Der Staat muss handlungsfähiger werden

Dass sich kürzlich auch prominente Stimmen wie der ehemalige Kanzlerkandidat Peer Steinbrück (SPD) und Ex-Bundesinnenminister Thomas de Maizière (CDU) gemeinsam mit Managerin Julia Jäkel und dem ehemaligen Bundesverfassungsrichter Andreas Voßkuhle parteiübergreifend für eine grundlegende Verwaltungsreform starkmachen, ist kein Zufall. Ihre „Initiative für einen handlungsfähigen Staat“ nimmt die neue Bundesregierung in die Pflicht: „Fünf Bundesministerien, die zuständig sind für 170 Sozialleistungen, die abgewickelt werden von 30, wenn Sie so wollen, Bewilligungsstellen, und dann natürlich noch mal in 16 Ländern und in rund 400 kommunalen Gebietskörperschaften teilweise auch noch unterschiedlich gehandhabt werden. Das heißt, wir haben es mit einer Überkomplexität des deutschen Sozialstaats zu tun“, brachte es Steinbrück bei der Vorstellung der Initiative auf den Punkt. Es ist ein Appell, den wirtschaftlich denkende Menschen nur begrüßen können – denn ein starker Staat muss nicht groß sein, sondern wirksam.
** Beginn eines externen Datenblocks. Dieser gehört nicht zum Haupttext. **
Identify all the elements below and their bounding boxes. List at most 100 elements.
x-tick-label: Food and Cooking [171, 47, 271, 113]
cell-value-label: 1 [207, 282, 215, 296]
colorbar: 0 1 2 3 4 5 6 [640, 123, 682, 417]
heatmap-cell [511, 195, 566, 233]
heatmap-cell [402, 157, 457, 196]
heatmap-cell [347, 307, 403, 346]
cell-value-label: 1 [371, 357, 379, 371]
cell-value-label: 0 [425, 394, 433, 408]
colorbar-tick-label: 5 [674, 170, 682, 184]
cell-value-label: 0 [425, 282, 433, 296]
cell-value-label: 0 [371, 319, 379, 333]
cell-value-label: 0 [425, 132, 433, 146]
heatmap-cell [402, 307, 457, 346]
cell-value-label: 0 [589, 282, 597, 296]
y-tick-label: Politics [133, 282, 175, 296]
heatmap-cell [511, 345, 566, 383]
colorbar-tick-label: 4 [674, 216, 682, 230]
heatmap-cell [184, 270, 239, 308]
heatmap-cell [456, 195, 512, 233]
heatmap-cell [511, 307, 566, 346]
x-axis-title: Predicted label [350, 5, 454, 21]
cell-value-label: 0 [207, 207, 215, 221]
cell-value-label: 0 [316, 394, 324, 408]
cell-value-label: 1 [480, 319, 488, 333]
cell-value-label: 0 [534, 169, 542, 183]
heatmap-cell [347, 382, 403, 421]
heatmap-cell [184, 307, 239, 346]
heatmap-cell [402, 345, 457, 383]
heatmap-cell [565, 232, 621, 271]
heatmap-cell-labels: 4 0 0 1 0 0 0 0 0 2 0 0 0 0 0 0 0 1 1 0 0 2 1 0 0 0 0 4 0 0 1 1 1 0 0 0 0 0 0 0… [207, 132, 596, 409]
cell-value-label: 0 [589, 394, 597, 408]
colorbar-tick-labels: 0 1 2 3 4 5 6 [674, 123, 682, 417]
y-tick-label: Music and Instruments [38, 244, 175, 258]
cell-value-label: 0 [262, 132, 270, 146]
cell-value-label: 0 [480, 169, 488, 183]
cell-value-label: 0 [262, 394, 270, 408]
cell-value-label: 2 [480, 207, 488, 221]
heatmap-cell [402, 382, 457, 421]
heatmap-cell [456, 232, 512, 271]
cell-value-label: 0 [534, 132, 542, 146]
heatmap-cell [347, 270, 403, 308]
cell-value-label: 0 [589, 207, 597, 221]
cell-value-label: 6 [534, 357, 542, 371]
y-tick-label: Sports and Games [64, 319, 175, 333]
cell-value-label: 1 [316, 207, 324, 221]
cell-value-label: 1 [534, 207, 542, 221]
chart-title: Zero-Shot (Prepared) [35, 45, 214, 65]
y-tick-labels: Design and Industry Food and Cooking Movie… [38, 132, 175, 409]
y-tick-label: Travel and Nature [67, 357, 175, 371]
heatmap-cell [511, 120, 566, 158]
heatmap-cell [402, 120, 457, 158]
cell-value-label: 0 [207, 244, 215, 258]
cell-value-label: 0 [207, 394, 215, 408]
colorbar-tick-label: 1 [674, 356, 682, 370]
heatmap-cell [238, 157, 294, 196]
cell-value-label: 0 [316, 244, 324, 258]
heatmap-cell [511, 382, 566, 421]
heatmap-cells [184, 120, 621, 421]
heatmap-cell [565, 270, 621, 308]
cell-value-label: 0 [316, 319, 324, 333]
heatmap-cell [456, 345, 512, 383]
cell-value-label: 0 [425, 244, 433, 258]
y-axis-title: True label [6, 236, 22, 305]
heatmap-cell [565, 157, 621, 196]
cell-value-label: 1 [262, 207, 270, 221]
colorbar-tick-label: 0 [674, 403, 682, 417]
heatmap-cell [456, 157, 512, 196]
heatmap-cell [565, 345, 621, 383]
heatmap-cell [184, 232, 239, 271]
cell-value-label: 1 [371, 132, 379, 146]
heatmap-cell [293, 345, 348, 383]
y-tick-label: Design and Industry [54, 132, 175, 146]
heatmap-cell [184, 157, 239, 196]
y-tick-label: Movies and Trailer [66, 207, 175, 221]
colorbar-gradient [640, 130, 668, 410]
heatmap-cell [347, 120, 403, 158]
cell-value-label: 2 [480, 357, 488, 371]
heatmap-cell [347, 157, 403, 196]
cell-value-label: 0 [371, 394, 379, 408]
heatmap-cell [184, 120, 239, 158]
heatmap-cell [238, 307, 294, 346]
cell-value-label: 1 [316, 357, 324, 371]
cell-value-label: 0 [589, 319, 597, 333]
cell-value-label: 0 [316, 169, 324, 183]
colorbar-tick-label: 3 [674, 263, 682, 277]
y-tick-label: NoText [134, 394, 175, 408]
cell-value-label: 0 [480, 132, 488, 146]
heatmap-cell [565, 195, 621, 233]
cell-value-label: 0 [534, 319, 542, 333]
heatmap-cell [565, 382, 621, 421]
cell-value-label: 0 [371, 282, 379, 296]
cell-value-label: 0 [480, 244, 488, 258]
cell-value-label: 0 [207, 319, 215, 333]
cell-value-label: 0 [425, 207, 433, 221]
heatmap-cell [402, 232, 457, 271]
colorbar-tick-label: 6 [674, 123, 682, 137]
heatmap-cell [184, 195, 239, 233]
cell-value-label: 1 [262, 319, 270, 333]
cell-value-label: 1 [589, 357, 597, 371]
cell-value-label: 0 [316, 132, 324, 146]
Währenddessen setzen andere Länder längst andere Maßstäbe: In Argentinien hat Präsident Javier Milei seit seiner Wahl Ende 2023 den radikalsten Bürokratieabbau der jüngeren Geschichte gestartet – mit der bildstarken Kettensäge als Symbol. Rund 350.000 staatliche Stellen sollen wegfallen, Tausende Regularien wurden gestrichen. Auch wenn Mileis Methode polarisiert, ist die Botschaft eindeutig: Wer Wachstum will, muss Fesseln lösen. In den USA macht es ihm Tech- Mogul Elon Musk auf Geheiß des Präsidenten Donald Trump mit der staatlichen DOGE-Abteilung (Department of Government Efficiency) nach. Für Musk ist „Bürokratie der Tod der Produktivität“ – ein Satz, der in Berlin und vor allem in Brüssel nachhallt.

Reformversprechen, aber kaum Entlastung

Viele Bürokratievorschriften kamen in den vergangenen Jahren von der Europäischen Union (EU) und der Europäischen Kommission. Reformansätze gab es zwar mit den sogenannten Omnibus-Paketen I und II, sie blieben aber Stückwerk, weil sie sich fast ausschließlich auf Berichtspflichten konzentrierten, nicht aber auf die strukturellen Defizite in der Verwaltung selbst.

Ein exemplarisches Beispiel für die Bürden des regulatorischen Mikromanagements liefert die neue Gefahrstoffverordnung aus dem Dezember 2024. Die sieht vor, dass Bauunternehmen bei Gebäuden, die vor dem Baujahr 1993 errichtet wurden, aktiv erfragen müssen, ob Gefahrstoffe wie Asbest verbaut wurden. Die Bringschuld wurde damit auch noch zur Holschuld. In der Unternehmenspraxis bedeutet das für zahlreiche Mittelständler zeitraubende dokumentationspflichtige Kundengespräche. Für viele Betriebe ist das in der Praxis nicht nur zusätzlicher Aufwand, sondern vor allem auch Ausdruck eines grundlegenden Misstrauens gegenüber der Wirtschaft. Es ist ein System, das davon ausgeht, dass Unternehmer ihrer Verantwortung nicht gerecht werden, wenn sie nicht permanent überwacht werden.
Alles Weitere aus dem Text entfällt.